Associé aux débuts glorieux, le champagne est la métaphore d’une bonne intuition. Son intervention présage que la relation entre les personnages est de bon augure.

Décliné sur le plan amoureux, le champagne est la condition de possibilité d’une aventure amoureuse. Dans le passage qui suit, Léone consomme du champagne au casino avec son jeune époux. Heureux, jeunes et amoureux, le champagne est le couronnement de cet age d’or du couple issu de la jeunesse dorée. 

Un soir d’Opéra au casino (on donnait La Traviata avec une prima donna de la Scala de Milan) ». J’admirai quelques instants ce cosaque taciturne devant qui, de minute en minute, un monticule de billet s’ajoutait au monticule d’or.

Quand je revins à Jérôme, il se levait.

– J’ai gagné cent cinquante louis, me dit-il, allons les boire.
Cette bienveillance du sort me semblait toute naturelle. Nous nous grisâmes très convenablement au champagne cette nuit-là, et le lendemain, à Nice, Jérôme eut la délicate attention de m’offrir des boucles d’oreilles en brillants. La vie était belle, et je n’imaginais pas, sous ce ciel sans nuage, dans le soleil chaud et le parfum des premiers mimosas, qu’il n’en put jamais être autrement pour moi.

Le jeune couple tout juste marié, profite des plaisirs de leur vie mondaine. A ce moment de l’œuvre, ils ont tout. La victoire et le champagne viennent couronner ce moment. La boisson semble s’intégrer de façon naturelle à la richesse. C’est la boisson souveraine, la boisson du roi. Les monticules d’or et les « louis » se transforment en champagne. 

Ce vin devrait être celui de la juste mesure comme en témoigne l’expression « nous nous grisâmes convenablement » qui fonctionne avec l’ethos bourgeois du contrôle de soi. C’est le mot « gris » qui est le plus couramment utilisé lorsqu’il s’agit de champagne. Il est d’ailleurs le titre même d’un poème de Germain Nouveau dans Valentines et autres vers paru en 1922.

Gris

(…)

Vous aviez bu trop de champagne,

Ça se lisait dans vos yeux pers.

Vous battiez un peu la campagne,

Sans feuille de figuier ni pagne

A votre esprit, vraiment, sans pairs.

Un bourgeois se « saoulera » toujours de façon très convenable bien sûr, quand bien même il serait « ivre mort » pour reprendre la terminologie du « thermomètre du pochard » qui désigne le dernier degré d’ivresse . Mais, il est possible qu’il se moque de ses propres codes. C’est ce que fait l’auteur avec la cadence mineure « nous nous grisâmes convenablement au champagne cette nuit-là, et le lendemain… » qui produit un effet miroir, par l’utilisation d’une expression que l’on peut caractériser de « convenablement » ironique.

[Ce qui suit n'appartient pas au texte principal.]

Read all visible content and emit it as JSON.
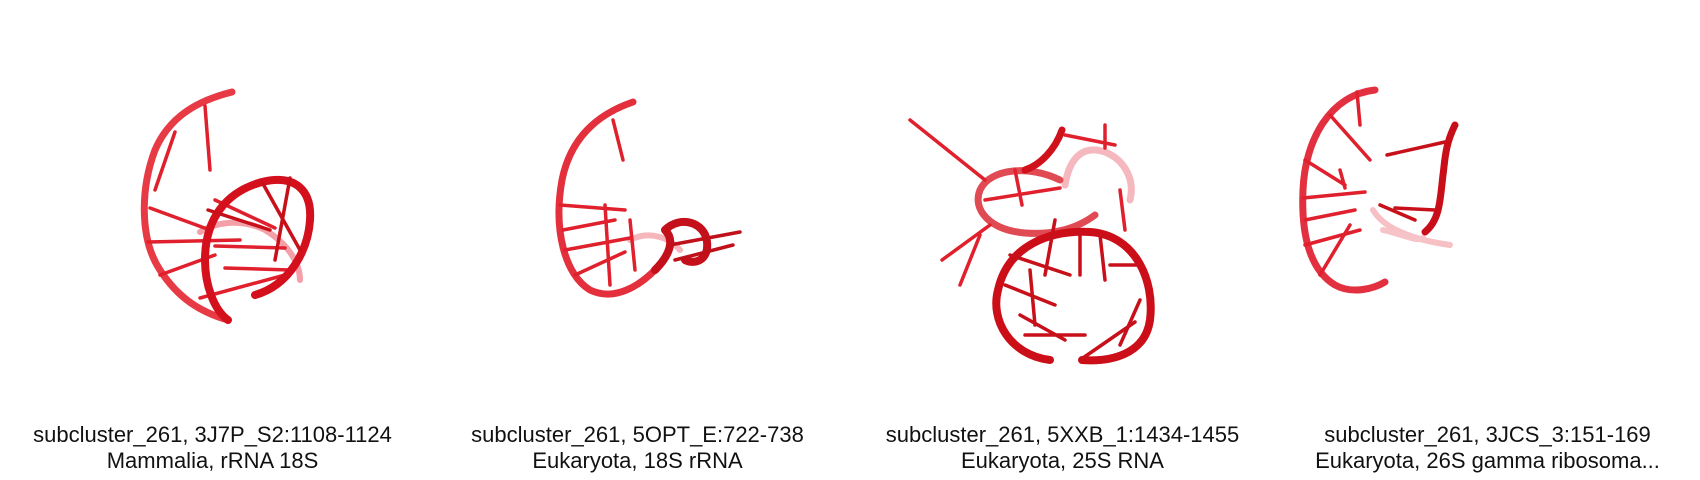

Car, il est suggéré ici que possiblement Léone et son époux ne se soient pas vraiment grisés « convenablement », étant donné la suite des dépenses outrancières au casino.

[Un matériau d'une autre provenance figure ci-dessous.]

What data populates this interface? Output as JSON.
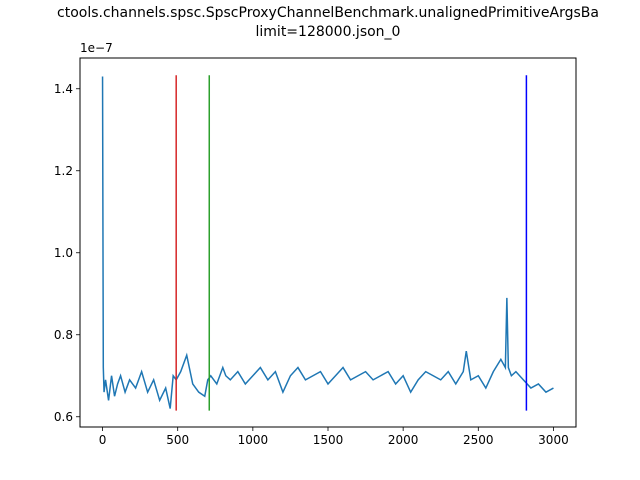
{
  "chart_data": {
    "type": "line",
    "title_line1": "ctools.channels.spsc.SpscProxyChannelBenchmark.unalignedPrimitiveArgsBa",
    "title_line2": "limit=128000.json_0",
    "xlabel": "",
    "ylabel": "",
    "y_offset_label": "1e−7",
    "xlim": [
      -150,
      3150
    ],
    "ylim": [
      5.75e-08,
      1.475e-07
    ],
    "x_ticks": [
      0,
      500,
      1000,
      1500,
      2000,
      2500,
      3000
    ],
    "x_tick_labels": [
      "0",
      "500",
      "1000",
      "1500",
      "2000",
      "2500",
      "3000"
    ],
    "y_ticks": [
      6e-08,
      8e-08,
      1e-07,
      1.2e-07,
      1.4e-07
    ],
    "y_tick_labels": [
      "0.6",
      "0.8",
      "1.0",
      "1.2",
      "1.4"
    ],
    "grid": false,
    "series": [
      {
        "color": "#1f77b4",
        "x": [
          0,
          5,
          10,
          20,
          40,
          60,
          80,
          100,
          120,
          150,
          180,
          220,
          260,
          300,
          340,
          380,
          420,
          450,
          470,
          490,
          520,
          560,
          600,
          640,
          680,
          700,
          720,
          760,
          800,
          820,
          850,
          900,
          950,
          1000,
          1050,
          1100,
          1150,
          1200,
          1250,
          1300,
          1350,
          1400,
          1450,
          1500,
          1550,
          1600,
          1650,
          1700,
          1750,
          1800,
          1850,
          1900,
          1950,
          2000,
          2050,
          2100,
          2150,
          2200,
          2250,
          2300,
          2350,
          2400,
          2420,
          2450,
          2500,
          2550,
          2600,
          2650,
          2680,
          2690,
          2700,
          2720,
          2750,
          2800,
          2850,
          2900,
          2950,
          3000
        ],
        "values": [
          1.43e-07,
          7.2e-08,
          6.6e-08,
          6.9e-08,
          6.4e-08,
          7e-08,
          6.5e-08,
          6.8e-08,
          7e-08,
          6.6e-08,
          6.9e-08,
          6.7e-08,
          7.1e-08,
          6.6e-08,
          6.9e-08,
          6.4e-08,
          6.7e-08,
          6.2e-08,
          7e-08,
          6.9e-08,
          7.1e-08,
          7.5e-08,
          6.8e-08,
          6.6e-08,
          6.5e-08,
          6.9e-08,
          7e-08,
          6.8e-08,
          7.2e-08,
          7e-08,
          6.9e-08,
          7.1e-08,
          6.8e-08,
          7e-08,
          7.2e-08,
          6.9e-08,
          7.1e-08,
          6.6e-08,
          7e-08,
          7.2e-08,
          6.9e-08,
          7e-08,
          7.1e-08,
          6.8e-08,
          7e-08,
          7.2e-08,
          6.9e-08,
          7e-08,
          7.1e-08,
          6.9e-08,
          7e-08,
          7.1e-08,
          6.8e-08,
          7e-08,
          6.6e-08,
          6.9e-08,
          7.1e-08,
          7e-08,
          6.9e-08,
          7.1e-08,
          6.8e-08,
          7.1e-08,
          7.6e-08,
          6.9e-08,
          7e-08,
          6.7e-08,
          7.1e-08,
          7.4e-08,
          7.2e-08,
          8.9e-08,
          7.2e-08,
          7e-08,
          7.1e-08,
          6.9e-08,
          6.7e-08,
          6.8e-08,
          6.6e-08,
          6.7e-08
        ]
      }
    ],
    "vlines": [
      {
        "x": 490,
        "ymin": 6.15e-08,
        "ymax": 1.433e-07,
        "color": "#d62728"
      },
      {
        "x": 710,
        "ymin": 6.15e-08,
        "ymax": 1.433e-07,
        "color": "#2ca02c"
      },
      {
        "x": 2820,
        "ymin": 6.15e-08,
        "ymax": 1.433e-07,
        "color": "#0000ff"
      }
    ]
  }
}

Concluons cette première partie. Yves Gandon est certainement un auteur majeur de la littérature consacrée au champagne. Champagne et Léone redessinent les contours de son mythe tout en apportant un éclairage très authentique puisque l’auteur s’est lui-même construit dans le berceau de sa production. Auteur féministe, Yves Gandon associe également le triomphe de ce vin à celui de l’émancipation des femmes comme nous le verrons dans la seconde partie de cet article. Grâce à lui, l’histoire de ce vin est intimement liée à celle des figures féminines qui ont jalonné la Belle Epoque. Le champagne est le symbole de la représentation du regard que la femme porte sur le monde et de sa voix au chapitre.